# ME or Tien?? sorry Mike



## KdubL (Jul 7, 2005)

Tien is way to expensive but ME's front struts are somewhat affordable...I have the AGX B13 front and B14 rear, but want to lower front a tad bit more. I plan on keeping AGX's on the rear. Stupin ? I know but cant decide. Help!


----------



## ReVerm (Jan 13, 2003)

KdubL said:


> Tien is way to expensive but ME's front struts are somewhat affordable...I have the AGX B13 front and B14 rear, but want to lower front a tad bit more. I plan on keeping AGX's on the rear. Stupin ? I know but cant decide. Help!


I wouldn't leave the AGX's in the rear if you get Tein front dampers (especially since you can only get their coil-over dampers in the US and they come in sets of four). Also be warned though that you may have a difficult time getting ME struts now that Mike Saiki has decided to discontinue most of his suspension products.


----------



## scrappy (Jun 30, 2002)

Last time I heard he said for a higher price he would still specialy make the shortened struts for coilovers this was a while ago, but still after he discontiued them.
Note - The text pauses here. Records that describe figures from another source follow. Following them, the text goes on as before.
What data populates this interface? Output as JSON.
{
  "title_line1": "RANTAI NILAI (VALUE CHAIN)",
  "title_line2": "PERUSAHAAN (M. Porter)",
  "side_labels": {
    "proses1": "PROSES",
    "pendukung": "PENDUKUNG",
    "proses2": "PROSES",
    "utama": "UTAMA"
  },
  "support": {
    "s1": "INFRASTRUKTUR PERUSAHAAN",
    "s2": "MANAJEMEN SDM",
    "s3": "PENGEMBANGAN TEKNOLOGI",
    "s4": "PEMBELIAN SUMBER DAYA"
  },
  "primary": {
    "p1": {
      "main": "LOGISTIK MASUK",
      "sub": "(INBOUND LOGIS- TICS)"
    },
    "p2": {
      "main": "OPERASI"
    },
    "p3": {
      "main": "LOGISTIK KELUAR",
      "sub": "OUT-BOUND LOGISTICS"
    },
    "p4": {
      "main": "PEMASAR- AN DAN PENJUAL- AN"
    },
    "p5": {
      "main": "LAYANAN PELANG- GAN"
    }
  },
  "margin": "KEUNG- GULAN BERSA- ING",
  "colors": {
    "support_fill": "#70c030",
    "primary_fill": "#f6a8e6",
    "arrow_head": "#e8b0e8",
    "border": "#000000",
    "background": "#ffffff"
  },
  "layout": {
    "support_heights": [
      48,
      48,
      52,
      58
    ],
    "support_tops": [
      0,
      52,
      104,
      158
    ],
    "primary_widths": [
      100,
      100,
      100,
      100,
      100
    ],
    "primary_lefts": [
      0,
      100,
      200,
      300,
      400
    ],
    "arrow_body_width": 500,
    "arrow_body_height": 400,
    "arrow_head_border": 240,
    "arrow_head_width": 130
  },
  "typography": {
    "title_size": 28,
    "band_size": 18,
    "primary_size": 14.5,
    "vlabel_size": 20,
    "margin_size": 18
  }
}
So now you might have to get a group buy going like they do on the shock mounts


----------



## pete? (Jul 6, 2004)

there is a member on sr20forum (member name is "98sr20ve" real name is steve) that still makes them for our cars and cheaper as well. you supply him with the blown shocks and he cuts them, guts them, and installs the new koni inserts.

click this link and it will answer all you need to do.

steve also posted a link to a way to DIY the inserts yourself.


----------



## KdubL (Jul 7, 2005)

> I wouldn't leave the AGX's in the rear if you get Tein front dampers (especially since you can only get their coil-over dampers in the US and they come in sets of four). Also be warned though that you may have a difficult time getting ME struts now that Mike Saiki has decided to discontinue most of his suspension products.



I was trying to save $$$$ by doing this, but I may have to come out of pocket. I just contacted Mike at ME and he stated he will be discontinuing all Nissan products...not sure when. If I have the money I may pick up the ME setup. Thanks guys


----------